Bug 16443

Summary: Reproducible boot failures on NVidia MCP55-based desktop
Product: Drivers Reporter: Rafael J. Wysocki (rjw)
Component: PCIAssignee: drivers_pci (drivers_pci)
Status: RESOLVED PATCH_ALREADY_AVAILABLE    
Severity: normal CC: jbarnes, yinghai
Priority: P1    
Hardware: All   
OS: Linux   
Kernel Version: 2.6.34 Subsystem:
Regression: Yes Bisected commit-id:
Attachments: dmesg log from the affected machine
Outout of lspci -vvv from the affected machine
Patch adding debug printks to the PCI quirks code
Debug patch
PCI: Do not run NVidia-specific MSI quirks for pci=nomsi

Description Rafael J. Wysocki 2010-07-23 15:39:25 UTC
This is a regression, although it's not a new one and it also is a timing issue in related to the PCI quirks.  Namely, my MCP55-based occasionally (in fact, quite often) fails to boot with recent kernels.

I was able to track the issue down to the final PCI quirks called on that box by pci_do_fixups().  More specifically, this most likely is related to the NVidia-specific MSI vs HT quirks.  However, adding debug printks to that code changes the behavior in such a way that the problem becomes less reproducible.

I wonder, though, if the HT/MSI quirks are really necessary even for devices that are not going to use MSI.
Comment 1 Rafael J. Wysocki 2010-07-23 15:48:24 UTC
Created attachment 27221 [details]
dmesg log from the affected machine

dmesg log from a fresh boot with 2.6.35-rc6 and one patch (adding some debug printks) on top.
Comment 2 Rafael J. Wysocki 2010-07-23 15:49:39 UTC
Created attachment 27222 [details]
Outout of lspci -vvv from the affected machine
Comment 3 Rafael J. Wysocki 2010-07-23 15:53:06 UTC
Created attachment 27223 [details]
Patch adding debug printks to the PCI quirks code

This patch introduces the additional debug printks present in the dmesg output from comment #1.
Comment 4 Rafael J. Wysocki 2010-07-23 15:55:35 UTC
Created attachment 27224 [details]
Debug patch

This patch prevents us from enabling HT MSI mappings for the NV SATA2 controller(s) on MCP55.

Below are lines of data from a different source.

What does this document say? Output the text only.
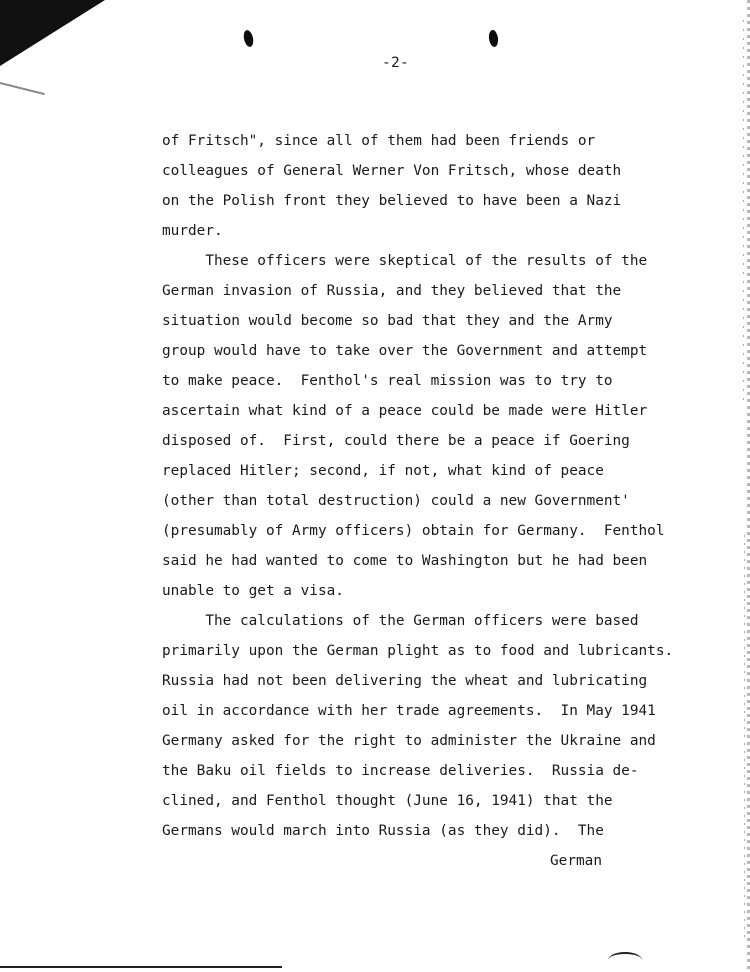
-2-
of Fritsch", since all of them had been friends or
colleagues of General Werner Von Fritsch, whose death
on the Polish front they believed to have been a Nazi
murder.
These officers were skeptical of the results of the
German invasion of Russia, and they believed that the
situation would become so bad that they and the Army
group would have to take over the Government and attempt
to make peace.  Fenthol's real mission was to try to
ascertain what kind of a peace could be made were Hitler
disposed of.  First, could there be a peace if Goering
replaced Hitler; second, if not, what kind of peace
(other than total destruction) could a new Government'
(presumably of Army officers) obtain for Germany.  Fenthol
said he had wanted to come to Washington but he had been
unable to get a visa.
The calculations of the German officers were based
primarily upon the German plight as to food and lubricants.
Russia had not been delivering the wheat and lubricating
oil in accordance with her trade agreements.  In May 1941
Germany asked for the right to administer the Ukraine and
the Baku oil fields to increase deliveries.  Russia de-
clined, and Fenthol thought (June 16, 1941) that the
Germans would march into Russia (as they did).  The
German
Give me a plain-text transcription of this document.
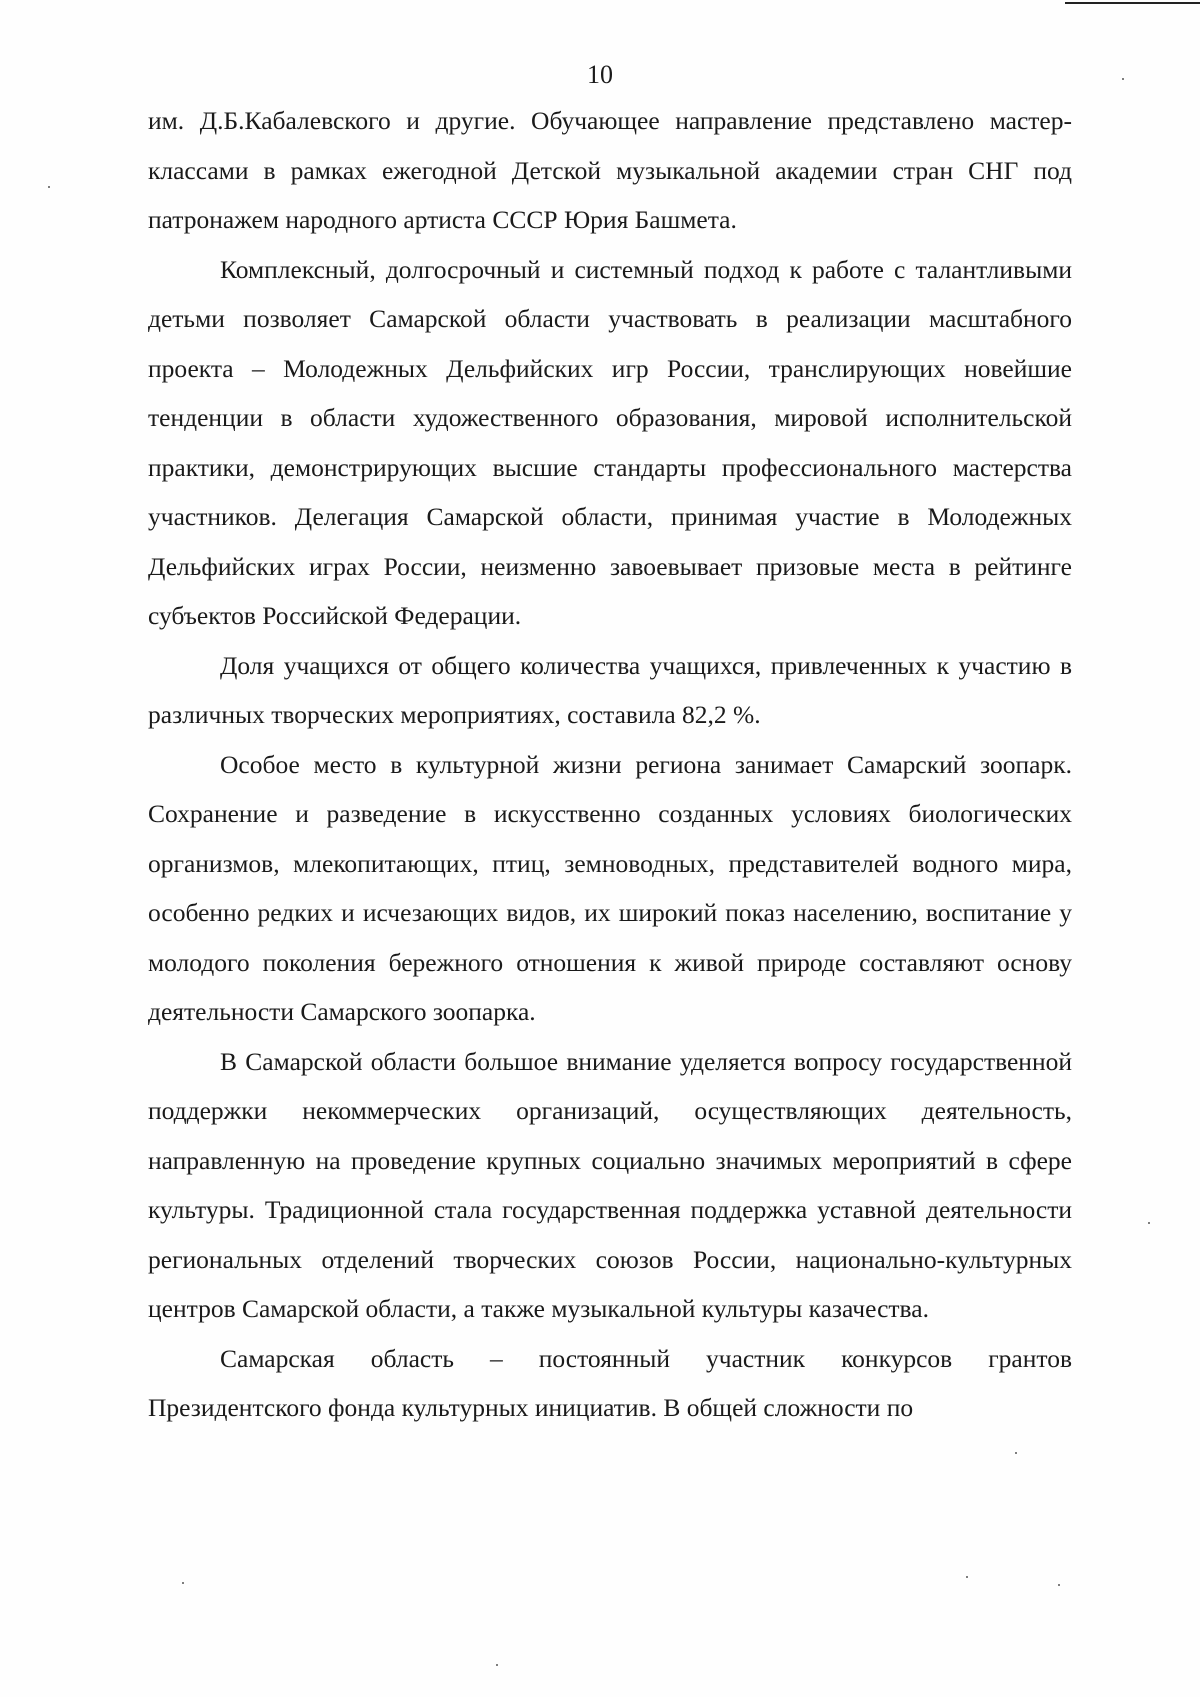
10

им. Д.Б.Кабалевского и другие. Обучающее направление представлено мастер-классами в рамках ежегодной Детской музыкальной академии стран СНГ под патронажем народного артиста СССР Юрия Башмета.

Комплексный, долгосрочный и системный подход к работе с талантливыми детьми позволяет Самарской области участвовать в реализации масштабного проекта – Молодежных Дельфийских игр России, транслирующих новейшие тенденции в области художественного образования, мировой исполнительской практики, демонстрирующих высшие стандарты профессионального мастерства участников. Делегация Самарской области, принимая участие в Молодежных Дельфийских играх России, неизменно завоевывает призовые места в рейтинге субъектов Российской Федерации.

Доля учащихся от общего количества учащихся, привлеченных к участию в различных творческих мероприятиях, составила 82,2 %.

Особое место в культурной жизни региона занимает Самарский зоопарк. Сохранение и разведение в искусственно созданных условиях биологических организмов, млекопитающих, птиц, земноводных, представителей водного мира, особенно редких и исчезающих видов, их широкий показ населению, воспитание у молодого поколения бережного отношения к живой природе составляют основу деятельности Самарского зоопарка.

В Самарской области большое внимание уделяется вопросу государственной поддержки некоммерческих организаций, осуществляющих деятельность, направленную на проведение крупных социально значимых мероприятий в сфере культуры. Традиционной стала государственная поддержка уставной деятельности региональных отделений творческих союзов России, национально-культурных центров Самарской области, а также музыкальной культуры казачества.

Самарская область – постоянный участник конкурсов грантов Президентского фонда культурных инициатив. В общей сложности по
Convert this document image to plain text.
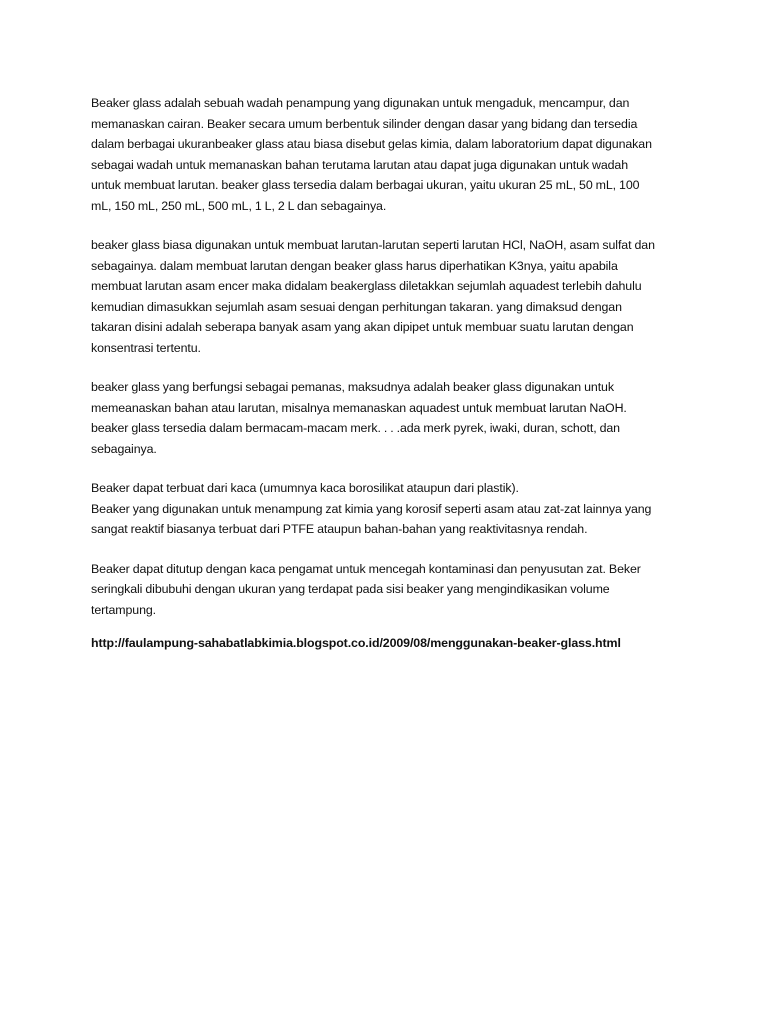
Beaker glass adalah sebuah wadah penampung yang digunakan untuk mengaduk, mencampur, dan
memanaskan cairan. Beaker secara umum berbentuk silinder dengan dasar yang bidang dan tersedia
dalam berbagai ukuranbeaker glass atau biasa disebut gelas kimia, dalam laboratorium dapat digunakan
sebagai wadah untuk memanaskan bahan terutama larutan atau dapat juga digunakan untuk wadah
untuk membuat larutan. beaker glass tersedia dalam berbagai ukuran, yaitu ukuran 25 mL, 50 mL, 100
mL, 150 mL, 250 mL, 500 mL, 1 L, 2 L dan sebagainya.

beaker glass biasa digunakan untuk membuat larutan-larutan seperti larutan HCl, NaOH, asam sulfat dan
sebagainya. dalam membuat larutan dengan beaker glass harus diperhatikan K3nya, yaitu apabila
membuat larutan asam encer maka didalam beakerglass diletakkan sejumlah aquadest terlebih dahulu
kemudian dimasukkan sejumlah asam sesuai dengan perhitungan takaran. yang dimaksud dengan
takaran disini adalah seberapa banyak asam yang akan dipipet untuk membuar suatu larutan dengan
konsentrasi tertentu.

beaker glass yang berfungsi sebagai pemanas, maksudnya adalah beaker glass digunakan untuk
memeanaskan bahan atau larutan, misalnya memanaskan aquadest untuk membuat larutan NaOH.
beaker glass tersedia dalam bermacam-macam merk. . . .ada merk pyrek, iwaki, duran, schott, dan
sebagainya.

Beaker dapat terbuat dari kaca (umumnya kaca borosilikat ataupun dari plastik).
Beaker yang digunakan untuk menampung zat kimia yang korosif seperti asam atau zat-zat lainnya yang
sangat reaktif biasanya terbuat dari PTFE ataupun bahan-bahan yang reaktivitasnya rendah.

Beaker dapat ditutup dengan kaca pengamat untuk mencegah kontaminasi dan penyusutan zat. Beker
seringkali dibubuhi dengan ukuran yang terdapat pada sisi beaker yang mengindikasikan volume
tertampung.

http://faulampung-sahabatlabkimia.blogspot.co.id/2009/08/menggunakan-beaker-glass.html
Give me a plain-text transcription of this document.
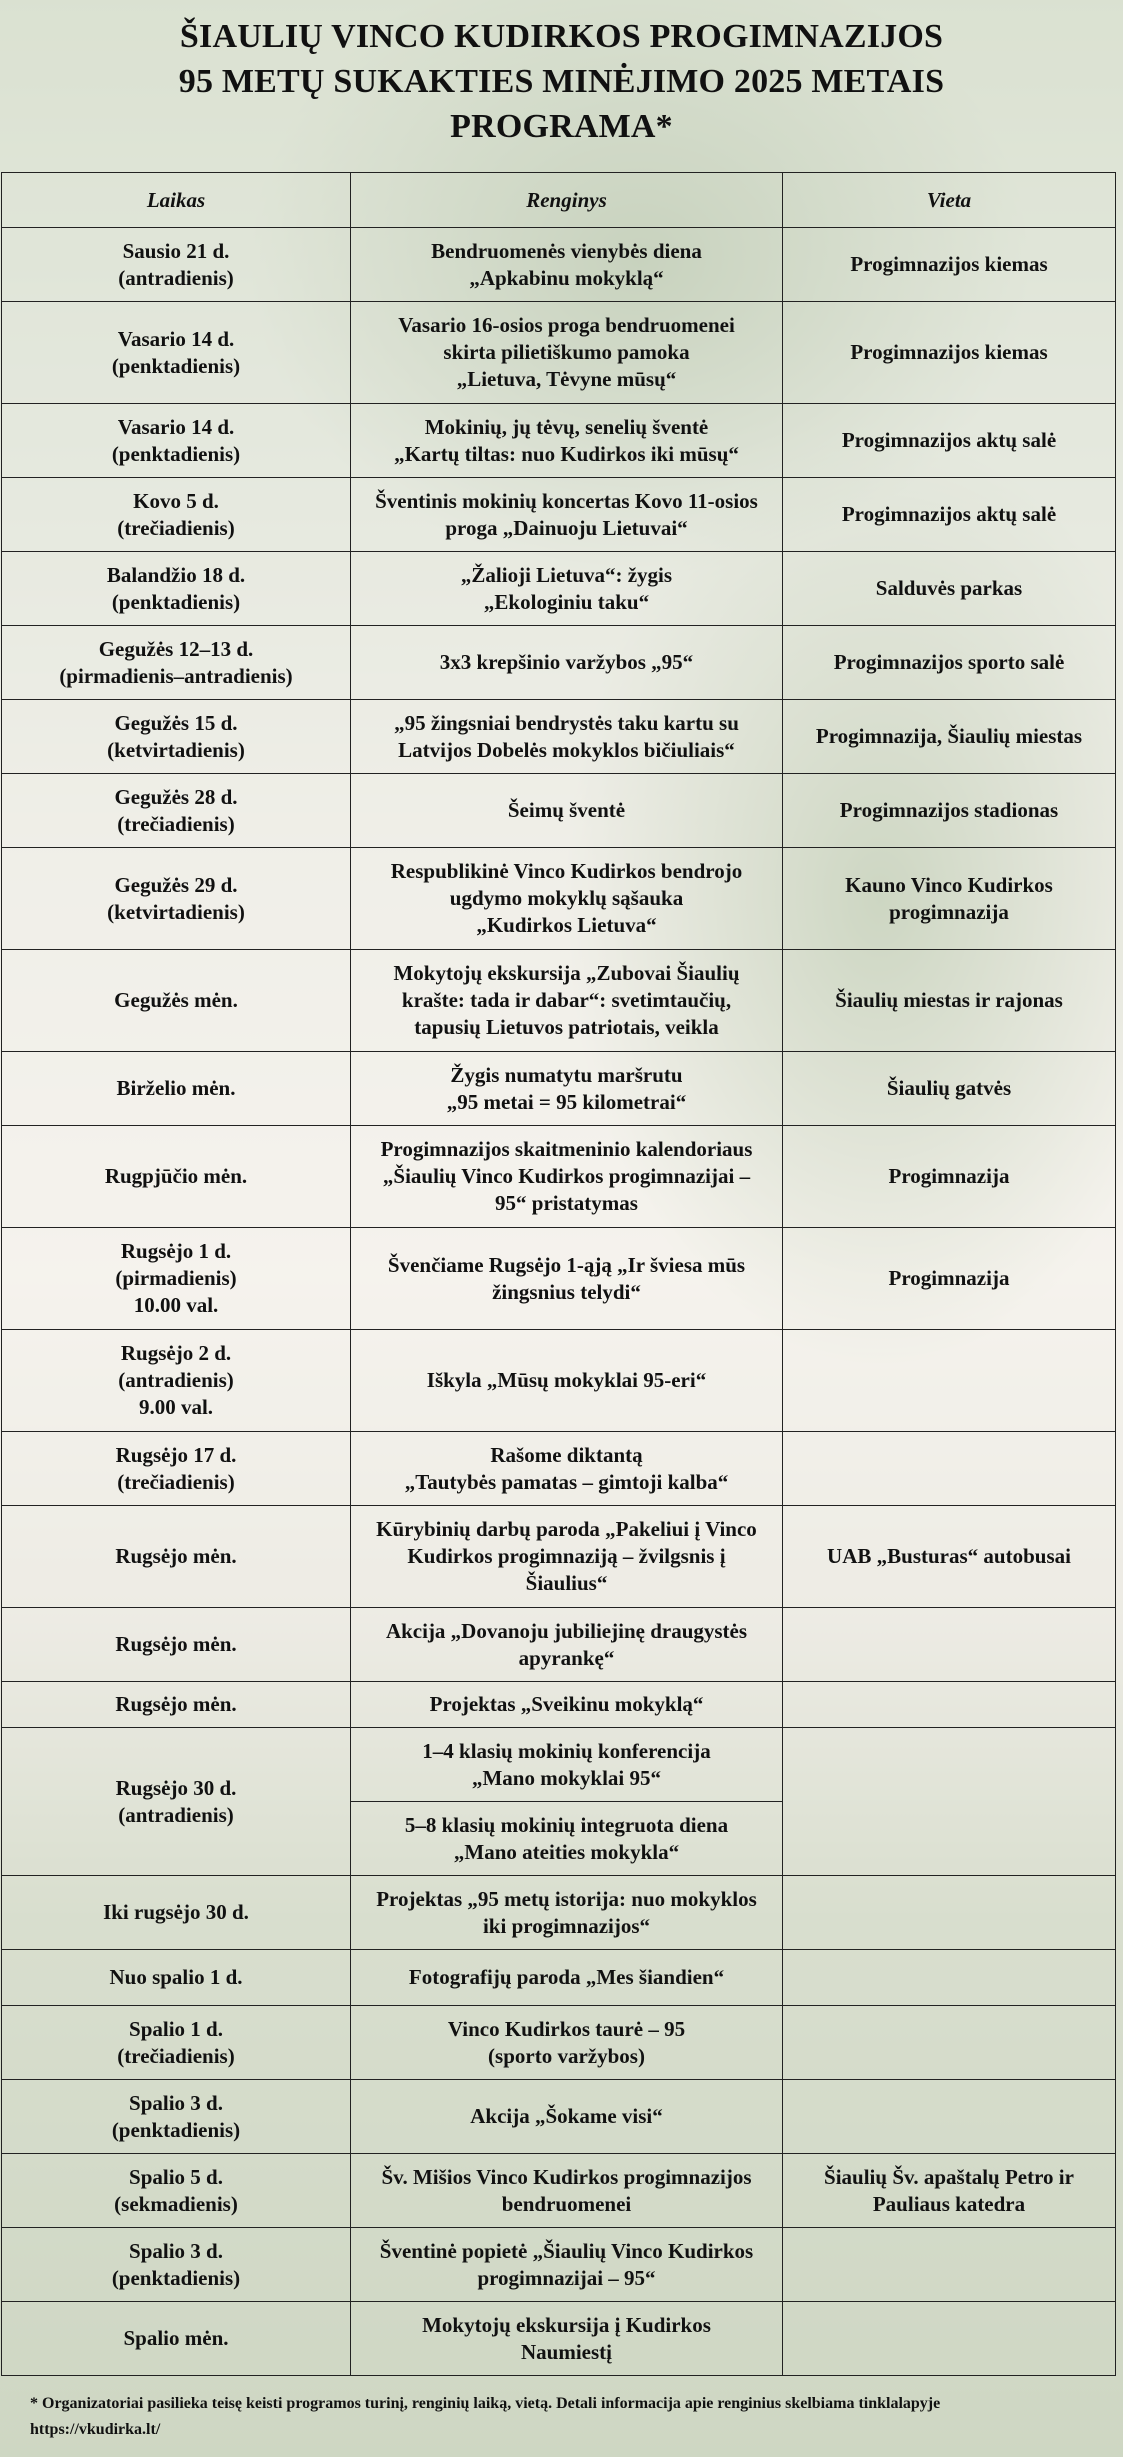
ŠIAULIŲ VINCO KUDIRKOS PROGIMNAZIJOS
95 METŲ SUKAKTIES MINĖJIMO 2025 METAIS
PROGRAMA*
Laikas	Renginys	Vieta

Sausio 21 d.
(antradienis)	Bendruomenės vienybės diena
„Apkabinu mokyklą“	Progimnazijos kiemas

Vasario 14 d.
(penktadienis)	Vasario 16-osios proga bendruomenei
skirta pilietiškumo pamoka
„Lietuva, Tėvyne mūsų“	Progimnazijos kiemas

Vasario 14 d.
(penktadienis)	Mokinių, jų tėvų, senelių šventė
„Kartų tiltas: nuo Kudirkos iki mūsų“	Progimnazijos aktų salė

Kovo 5 d.
(trečiadienis)	Šventinis mokinių koncertas Kovo 11-osios
proga „Dainuoju Lietuvai“	Progimnazijos aktų salė

Balandžio 18 d.
(penktadienis)	„Žalioji Lietuva“: žygis
„Ekologiniu taku“	Salduvės parkas

Gegužės 12–13 d.
(pirmadienis–antradienis)	3x3 krepšinio varžybos „95“	Progimnazijos sporto salė

Gegužės 15 d.
(ketvirtadienis)	„95 žingsniai bendrystės taku kartu su
Latvijos Dobelės mokyklos bičiuliais“	Progimnazija, Šiaulių miestas

Gegužės 28 d.
(trečiadienis)	Šeimų šventė	Progimnazijos stadionas

Gegužės 29 d.
(ketvirtadienis)	Respublikinė Vinco Kudirkos bendrojo
ugdymo mokyklų sąšauka
„Kudirkos Lietuva“	Kauno Vinco Kudirkos
progimnazija

Gegužės mėn.	Mokytojų ekskursija „Zubovai Šiaulių
krašte: tada ir dabar“: svetimtaučių,
tapusių Lietuvos patriotais, veikla	Šiaulių miestas ir rajonas

Birželio mėn.	Žygis numatytu maršrutu
„95 metai = 95 kilometrai“	Šiaulių gatvės

Rugpjūčio mėn.	Progimnazijos skaitmeninio kalendoriaus
„Šiaulių Vinco Kudirkos progimnazijai –
95“ pristatymas	Progimnazija

Rugsėjo 1 d.
(pirmadienis)
10.00 val.	Švenčiame Rugsėjo 1-ąją „Ir šviesa mūs
žingsnius telydi“	Progimnazija

Rugsėjo 2 d.
(antradienis)
9.00 val.	Iškyla „Mūsų mokyklai 95-eri“	

Rugsėjo 17 d.
(trečiadienis)	Rašome diktantą
„Tautybės pamatas – gimtoji kalba“	

Rugsėjo mėn.	Kūrybinių darbų paroda „Pakeliui į Vinco
Kudirkos progimnaziją – žvilgsnis į
Šiaulius“	UAB „Busturas“ autobusai

Rugsėjo mėn.	Akcija „Dovanoju jubiliejinę draugystės
apyrankę“	

Rugsėjo mėn.	Projektas „Sveikinu mokyklą“	

Rugsėjo 30 d.
(antradienis)	1–4 klasių mokinių konferencija
„Mano mokyklai 95“	

	5–8 klasių mokinių integruota diena
„Mano ateities mokykla“	

Iki rugsėjo 30 d.	Projektas „95 metų istorija: nuo mokyklos
iki progimnazijos“	

Nuo spalio 1 d.	Fotografijų paroda „Mes šiandien“	

Spalio 1 d.
(trečiadienis)	Vinco Kudirkos taurė – 95
(sporto varžybos)	

Spalio 3 d.
(penktadienis)	Akcija „Šokame visi“	

Spalio 5 d.
(sekmadienis)	Šv. Mišios Vinco Kudirkos progimnazijos
bendruomenei	Šiaulių Šv. apaštalų Petro ir
Pauliaus katedra

Spalio 3 d.
(penktadienis)	Šventinė popietė „Šiaulių Vinco Kudirkos
progimnazijai – 95“	

Spalio mėn.	Mokytojų ekskursija į Kudirkos
Naumiestį	

* Organizatoriai pasilieka teisę keisti programos turinį, renginių laiką, vietą. Detali informacija apie renginius skelbiama tinklalapyje
https://vkudirka.lt/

On top of the previous patch it appears to fix the problem on this box, but it doesn't help when used alone.
Comment 5 Rafael J. Wysocki 2010-07-23 16:27:05 UTC
Created attachment 27225 [details]
PCI: Do not run NVidia-specific MSI quirks for pci=nomsi

Running the NVidia-specific MSI quirks doesn't make sense for pci=nomsi, so make __nv_msi_ht_cap_quirk() do nothing in that case.


OK, this patch at least allows the affected box to boot with pci=nomsi, so the problem is resolved for me.  I'll submit the patch for upstream inclusion later today.